The front yard and the backyard were equal contenders to host these games of creative play. The front, with its crescent-shaped driveway -- which was perfect for writing songs and stories as I whipped around on my bicycle, bellowing them out into world, voicing the various characters, and shouting the plot lines with a grand episodic, AND THEN!
...And sometimes sneaking off the property to ride the wide loop around the neighborhood. I would pass by the many houses with their colonial fixings on green lawns on these humid Virginia evenings, would wonder at how they chose the flowers they put in their gardens, see them park their cars and families tumble out of the doors, would wonder at their elusive interior lives.
(Wondering is the absolute, preeminent verb of my childhood.)
Occasionally I would be invited indoors by the old women in the surrounding houses, who were always my favorite people. And they would whip up, spit out pithy life-instructions,
Say yes to everything. Don't get old like me with an old sack of regrets. Tell people you love them.

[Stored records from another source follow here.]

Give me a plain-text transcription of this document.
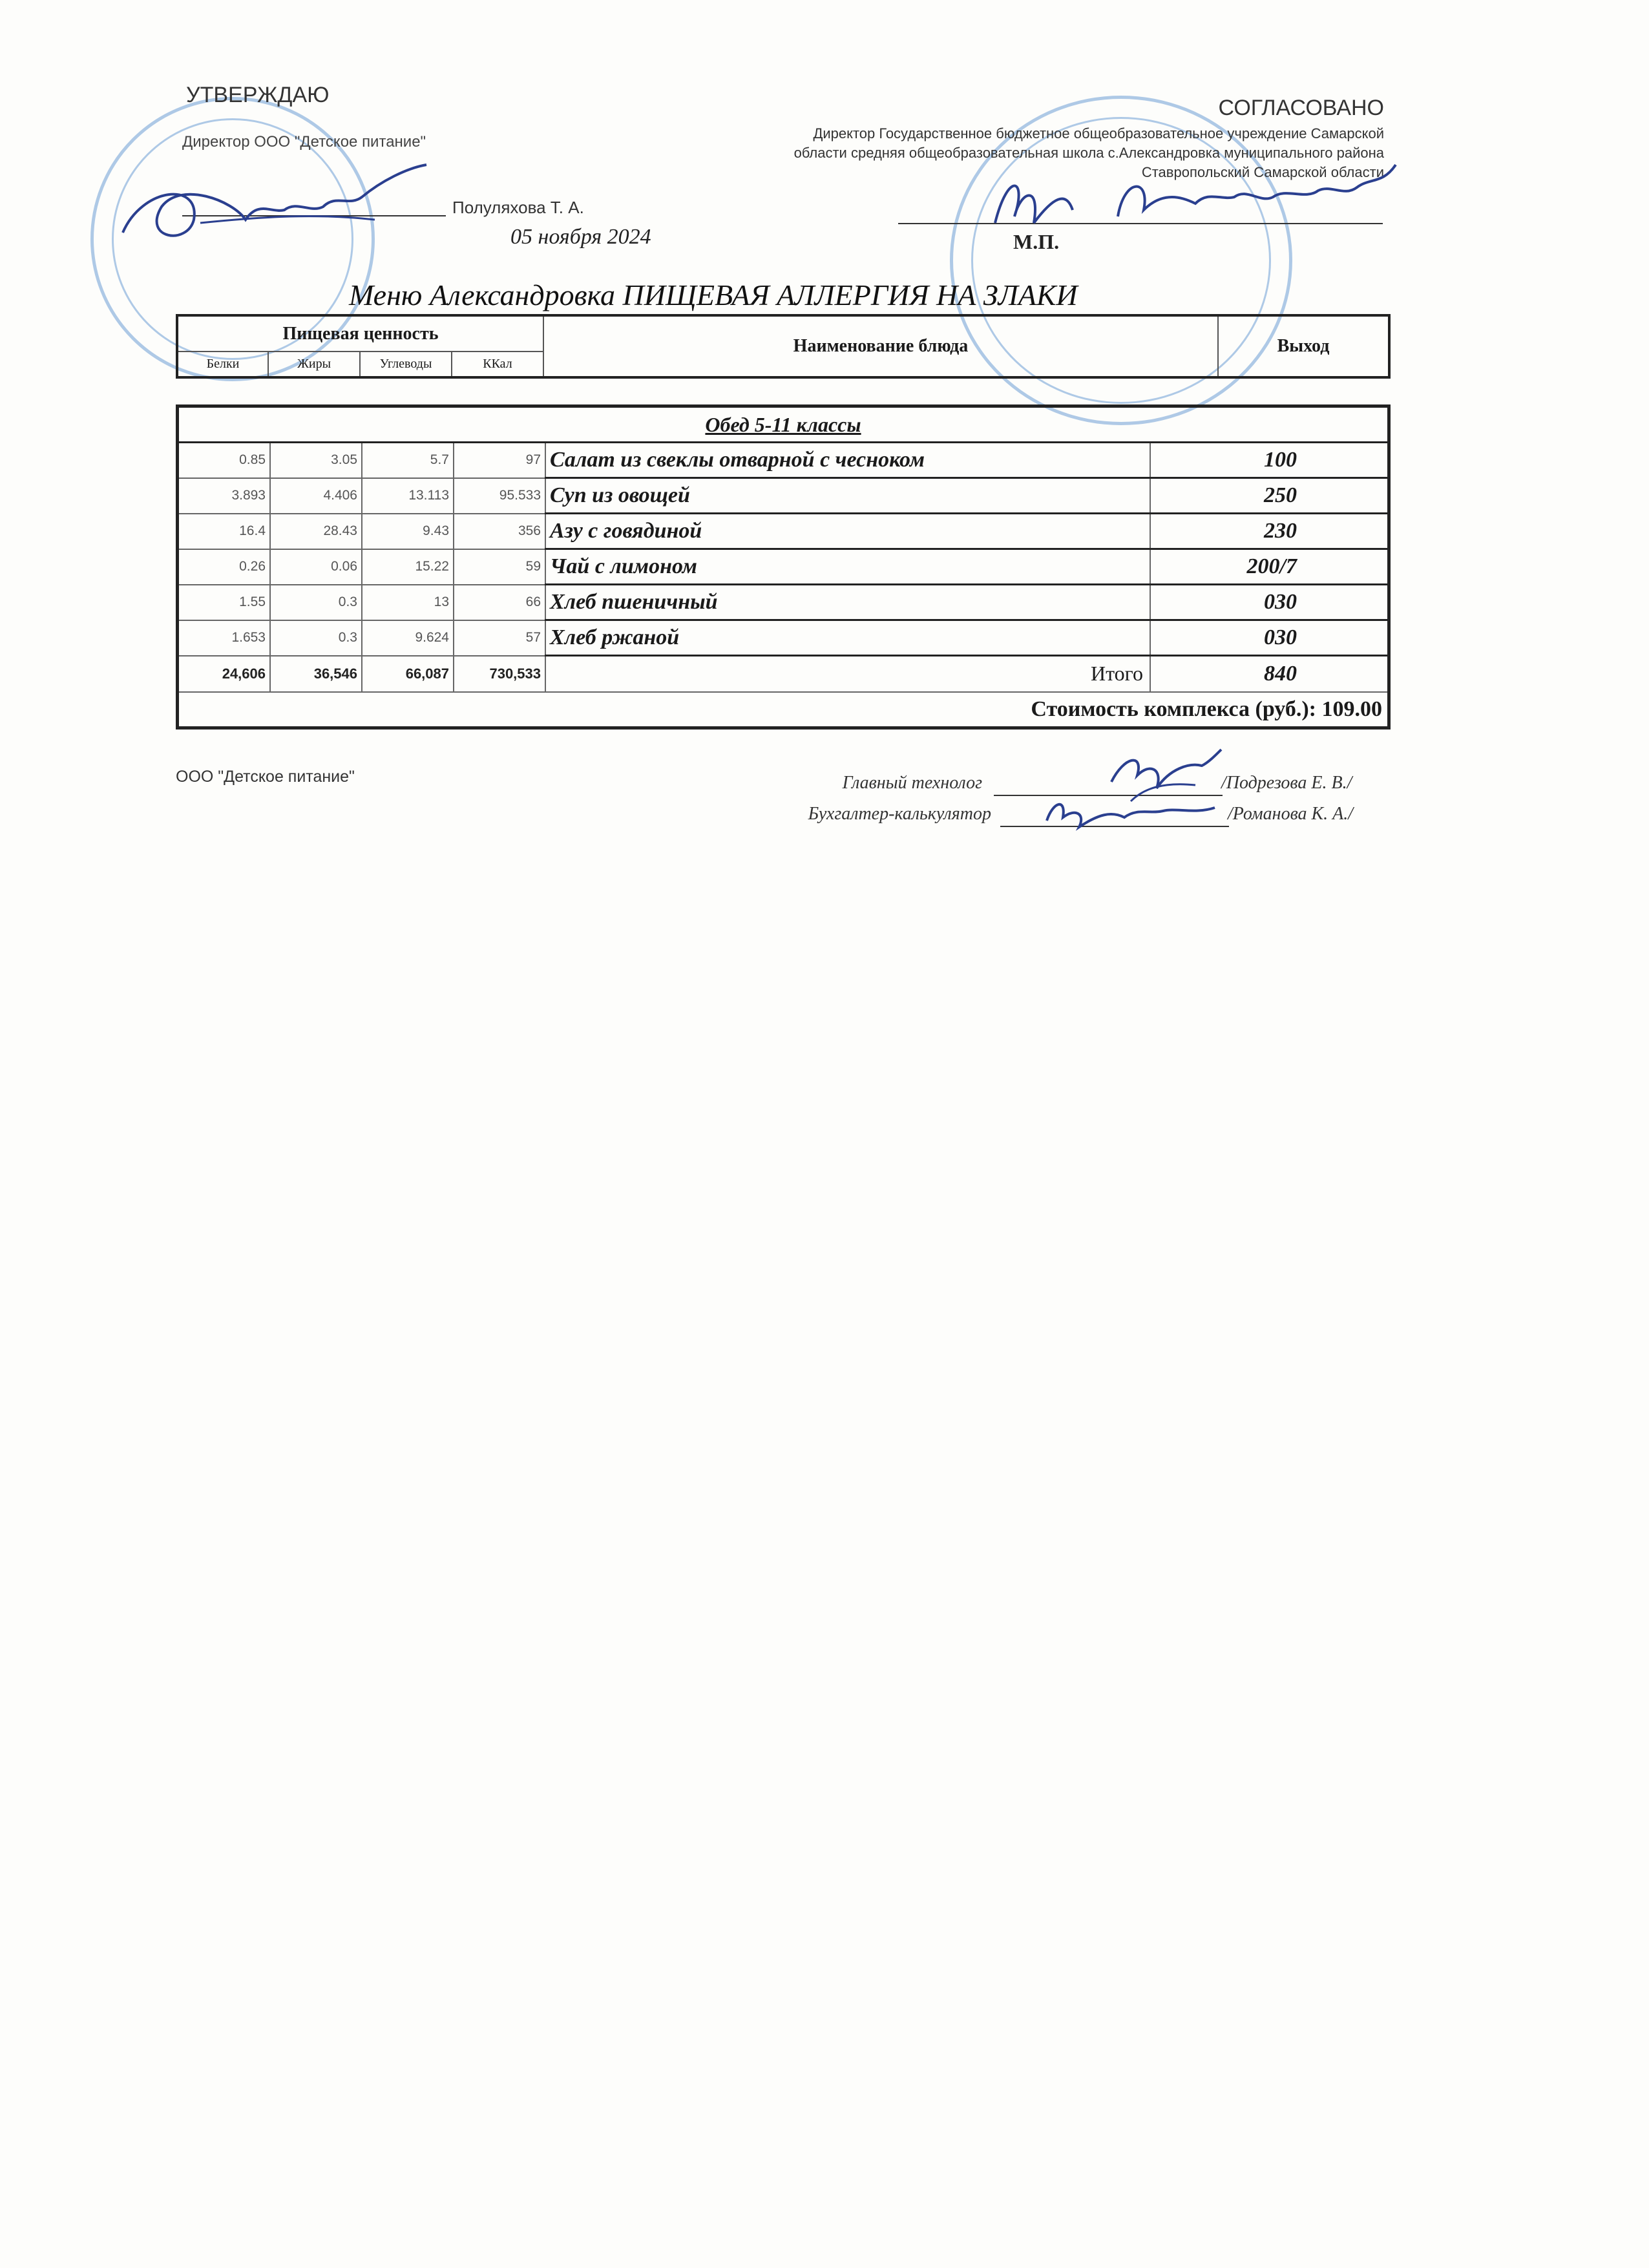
УТВЕРЖДАЮ
Директор ООО "Детское питание"
Полуляхова Т. А.
05 ноября 2024
СОГЛАСОВАНО
Директор Государственное бюджетное общеобразовательное учреждение Самарской
области средняя общеобразовательная школа с.Александровка муниципального района
Ставропольский Самарской области
М.П.
Меню Александровка ПИЩЕВАЯ АЛЛЕРГИЯ НА ЗЛАКИ
Пищевая ценность				Наименование блюда	Выход
Белки	Жиры	Углеводы	ККал		
Обед 5-11 классы					
0.85	3.05	5.7	97	Салат из свеклы отварной с чесноком	100
3.893	4.406	13.113	95.533	Суп из овощей	250
16.4	28.43	9.43	356	Азу с говядиной	230
0.26	0.06	15.22	59	Чай с лимоном	200/7
1.55	0.3	13	66	Хлеб пшеничный	030
1.653	0.3	9.624	57	Хлеб ржаной	030
24,606	36,546	66,087	730,533	Итого	840
Стоимость комплекса (руб.): 109.00					
ООО "Детское питание"	Главный технолог	/Подрезова Е. В./
Бухгалтер-калькулятор	/Романова К. А./
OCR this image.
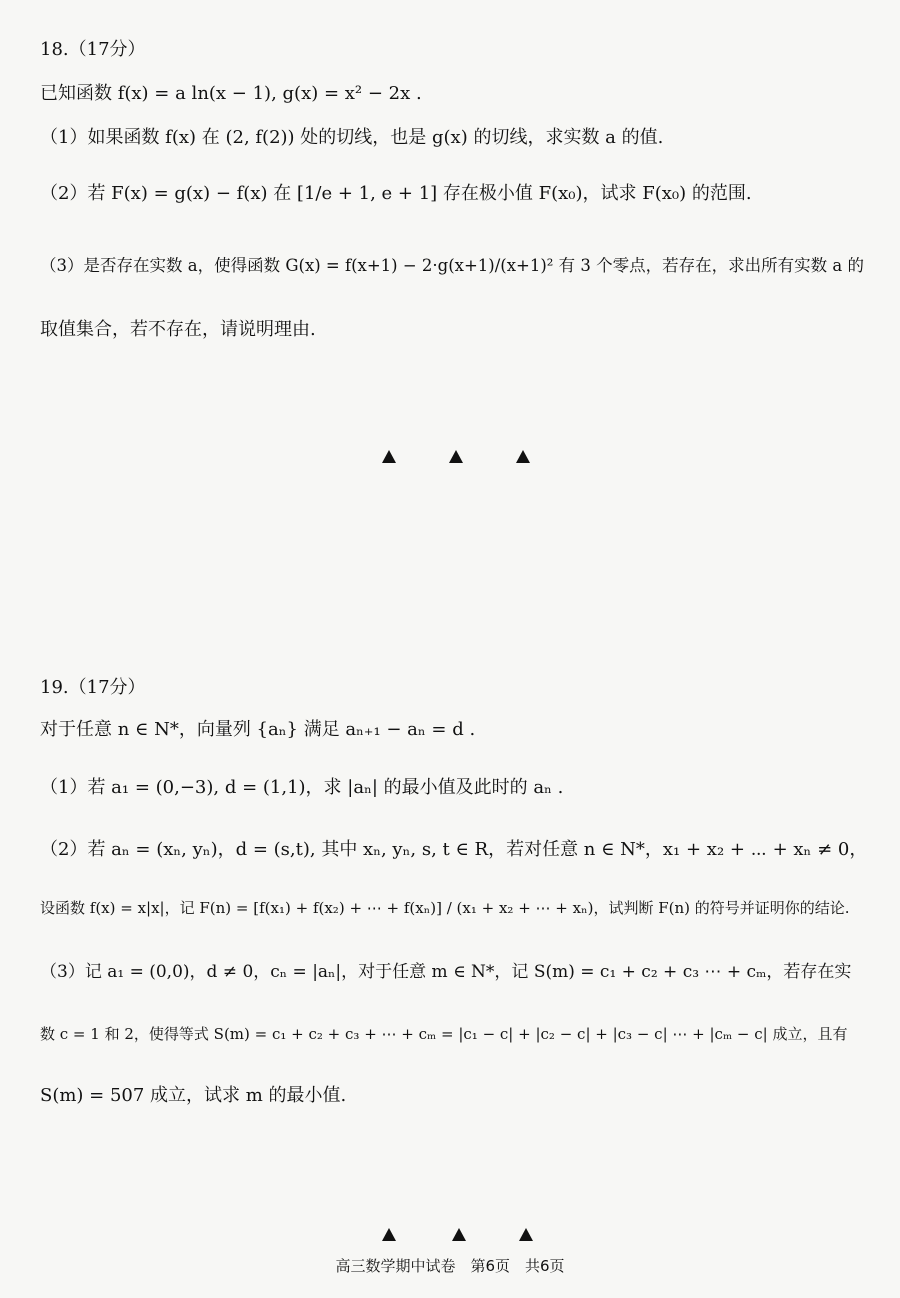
18.（17分）
已知函数 f(x) = a ln(x − 1), g(x) = x² − 2x .
（1）如果函数 f(x) 在 (2, f(2)) 处的切线，也是 g(x) 的切线，求实数 a 的值.
（2）若 F(x) = g(x) − f(x) 在 [1/e + 1, e + 1] 存在极小值 F(x₀)，试求 F(x₀) 的范围.
（3）是否存在实数 a，使得函数 G(x) = f(x+1) − 2·g(x+1)/(x+1)² 有 3 个零点，若存在，求出所有实数 a 的
取值集合，若不存在，请说明理由.
19.（17分）
对于任意 n ∈ N*，向量列 {aₙ} 满足 aₙ₊₁ − aₙ = d .
（1）若 a₁ = (0,−3), d = (1,1)，求 |aₙ| 的最小值及此时的 aₙ .
（2）若 aₙ = (xₙ, yₙ)，d = (s,t), 其中 xₙ, yₙ, s, t ∈ R，若对任意 n ∈ N*，x₁ + x₂ + ⋯ + xₙ ≠ 0，
设函数 f(x) = x|x|，记 F(n) = [f(x₁) + f(x₂) + ⋯ + f(xₙ)] / (x₁ + x₂ + ⋯ + xₙ)，试判断 F(n) 的符号并证明你的结论.
（3）记 a₁ = (0,0)，d ≠ 0，cₙ = |aₙ|，对于任意 m ∈ N*，记 S(m) = c₁ + c₂ + c₃ ⋯ + cₘ，若存在实
数 c = 1 和 2，使得等式 S(m) = c₁ + c₂ + c₃ + ⋯ + cₘ = |c₁ − c| + |c₂ − c| + |c₃ − c| ⋯ + |cₘ − c| 成立，且有
S(m) = 507 成立，试求 m 的最小值.
高三数学期中试卷　第6页　共6页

And they, in all their withering states, who would inch slowly across their homes, shuffle on canes into their kitchens...would say these things without a crack in their voices. Loud and young. Like birds who have been trapped in a net and are suddenly sent wildly free over the water.
And during these visits is when I learned of celophane-wrapped moon pies, and also of urns -- from the frail, sweet woman who shared a fence with us. And I told my mom about the walker she shoved around, and about her husband in the urn on the mantle...my mother listened, and when I was done she said,
It's important to be very, very kind to lonely people.
And thus began the lifelong confusion of trying to unfold, define the line between aloneness and loneliness. Which was an odd thing for a girl of seven or eight to try to pin down -- especially one who, in a house crowded with people, sought, and sought, and sought out aloneness.
The treehouse. The garage. The top of the cherry blossom tree. The attic. A wide, open seat on the bus. The wood at the edge of the neighborhood. The street rushing on beneath your bicycle. Your own odd and wonderful mind.
-- But, who, for all her love of solitude, for the fruits of it -- the stories conjured in happy, contemplative walks alone to the edge of the neighborhood (the universe) -- never felt quite lonely.
Aloneness is a bewildering thing to sort out for those who don't seek it. They are the ones who approach us at the outskirts of parties, where we huddle in tiny clusters of two, and say,
Come over here. You look so lonely.
But, you love people. This is not the culprit. Oddly, it's your being so far to the loving-people end of the spectrum that you start to lose yourself. Too long in the company of others, you start to feel yourself dissipate into the noise, and aloneness reminds you that you are. Because, for a certain circle of us, the most assured way to know you are is to see the keys click out the words, to move the bookmark further along, to flip through the photographs, to see yourself in a way that's surpassed the untenable.
But ah, this hunt, for solitude. It once caused me to be locked in the coat closet at the bottom of the stairs -- trying to flee from five brothers who were trying to snatch a poem I'd written. I remember sobbing in the dark closet -- no light bulb string to pull in this one -- while my mother pulled at the sticky door, the heavy weight of it bellowing against the door frame, seesawing back and forth until I was freed. And my oldest brother sat on the stairs, waiting, silently, for me to emerge so he could say,
Hey, don't lump me in with the rest of them. I just want to read it.
And this taught me just one of the many lessons I've learned about the difference between loneliness and aloneness. You hear that yearning in your brother's words, too, so unlike the others in your family, you think. It is not to need it always, but to need it when you do. Because you have poems in there. And you want to find them...
You think: maybe loneliness is the fear that once you're trapped in the closet, you'll be stuck there forever. But aloneness is taking the risk of peeking in -- desperate to know what's inside -- and hoping that someone will be waiting on the stairs when you emerge.
And maybe he'll want to read your poems.
And that's what it's always been for you, dear and familiar one. It is as much in the hiding away as it is in the stepping back out, the emergence.
It is in finding that this thing, which was once scribbled messily onto your heart -- a bird trapped in a net -- now wavers, wings wide, on the tip of your tongue...and ready to be sent wildly free over the water.